Un spectacle musical burlesque se donne à La Villette, sur le thème : Saltimbanques et musiciens ? Les musiciens, on les connaît ; mais les saltimbanques ? Ce sont depuis le XVIIème siècle des amuseurs, bateleurs et foire et artistes de rue qui tiennent le milieu entre le cirque et le théâtre - de ceux que le petit Poquelin (futur Molière) allait voir avec son père sur le Pont-Neuf. Ils venaient d'Italie, comme leur nom - saltimbanque, c'est-à-dire celui qui saute sur le banc - et le banc, c'est en l'occurrence l'estrade. Ces batteurs d'estrade, toujours réunis dans une réprobation/fascination générale, on ne les nommait pas vraiment : on les surnommait, de façon plus ou moins grotesque, conformément à leur personnage, dont ils prenaient en général le nom : Bobèche, Paillasse, Gracieux, Marassin, Pasquin, Queue-rouge, Trivelin, Zanni, etc. Certains de ces noms ont une histoire : Paillasse portait à l'origine un habit jaune paille, Zanni est un diminutif de Giovanni, Bobèche avait une face de lune (son vrai nom était Mandelard).

Ce qui nous reste de ces histrions, c'est en général leur caractère outré et gesticulatoire, ce qui explique que leur nom soit souvent utilisé en mauvaise part, pour désigner quelqu'un dont le comportement frôle ce genre d'exagération. Un autre nom nous vient de l'italien avec un sens voisin et une histoire étymologique bien particulière : c'est bouffon, qui vient de buffone. Au départ, c'est aussi un sobriquet, lié au caractère rondouillard du bonhomme : petit, bossu, difforme. Et ce nom est de ceux qui mettent en perspective l'illustrissime théorie de l'arbitraire du signe. En effet, le mot vient d'un pléonasme expressif, puisque la syllabe bouff- évoque souvent les joues gonflées, à cause de sa prononciation. C'est peut-être ce genre de formations expressives, d'ailleurs, qui a abouti à d'autres mots comme bouffer ou bouffi…
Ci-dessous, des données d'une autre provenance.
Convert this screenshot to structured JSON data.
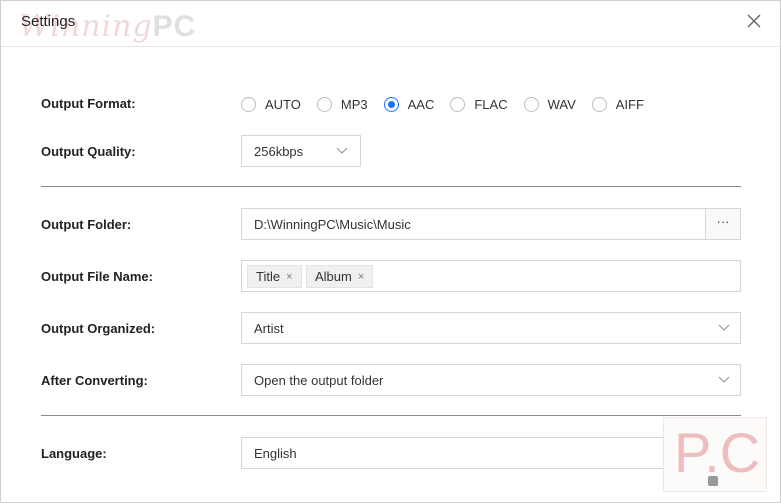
{
  "window": {
    "title": "Settings"
  },
  "watermark": {
    "script": "Winning",
    "bold": "PC"
  },
  "output_format": {
    "label": "Output Format:",
    "options": [
      "AUTO",
      "MP3",
      "AAC",
      "FLAC",
      "WAV",
      "AIFF"
    ],
    "selected": "AAC"
  },
  "output_quality": {
    "label": "Output Quality:",
    "value": "256kbps"
  },
  "output_folder": {
    "label": "Output Folder:",
    "value": "D:\\WinningPC\\Music\\Music",
    "browse_label": "···"
  },
  "output_file_name": {
    "label": "Output File Name:",
    "tags": [
      "Title",
      "Album"
    ],
    "remove_glyph": "×"
  },
  "output_organized": {
    "label": "Output Organized:",
    "value": "Artist"
  },
  "after_converting": {
    "label": "After Converting:",
    "value": "Open the output folder"
  },
  "language": {
    "label": "Language:",
    "value": "English"
  },
  "corner_logo": {
    "text": "P.C"
  },
  "colors": {
    "accent": "#1a73e8",
    "border": "#d6d6d6",
    "divider": "#8a8a8a"
  }
}
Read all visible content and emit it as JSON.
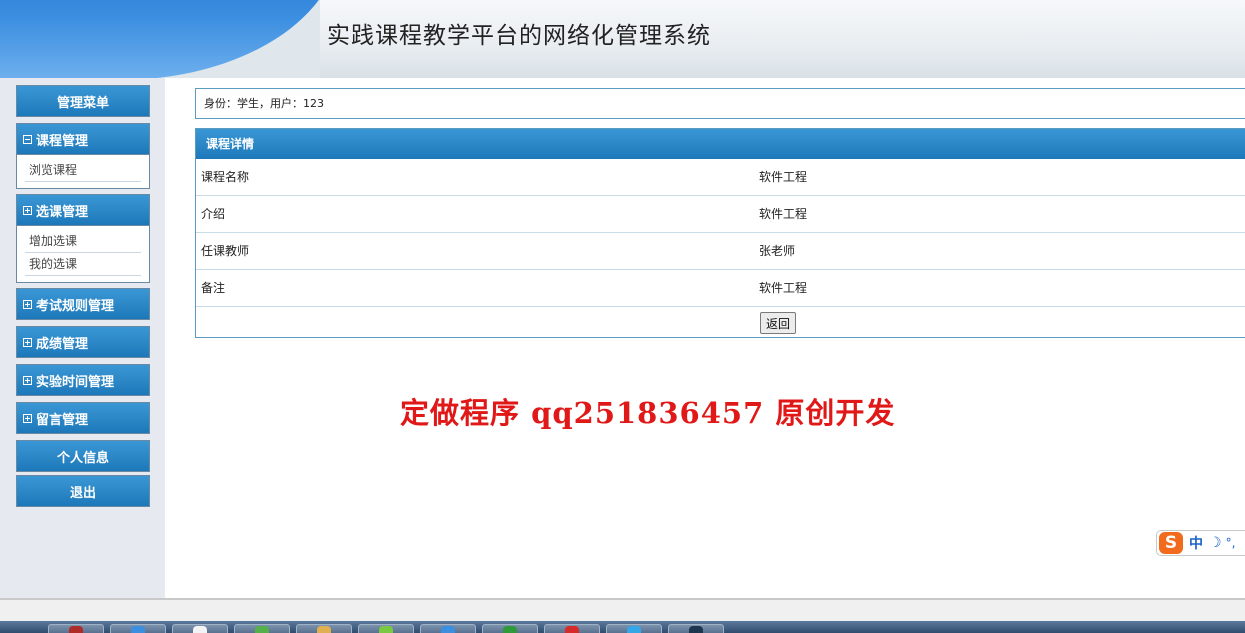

On notera aussi en passant l'étrange destin de ce mot qui, dans l'argot des jeunes, est aujourd'hui une sévère insulte, et l'expression du plus profond mépris : " Chelaoim fonbou ". Tout ce petit monde des gens du voyage nous a donné encore une expression savoureuse dont le sens remonte, semble-t-il, au Moyen Age : payer en monnaie de singe qui signifie en français moderne et courant, payer en fausse monnaie, et même parfois, ne pas payer du tout, en tout cas s'arranger pour gruger la partie adverse dans un marché. Pourtant, à l'origine, cette monnaie de singe était équitable : il s'agissait, pour acquitter les droits de passage à un octroi (barrière de ville ou de province) de faire se produire ses animaux savants (ses singes éventuellement), pour le plaisir du gardien du péage. Et toute la troupe passait ensuite, ayant payé en monnaie de singe.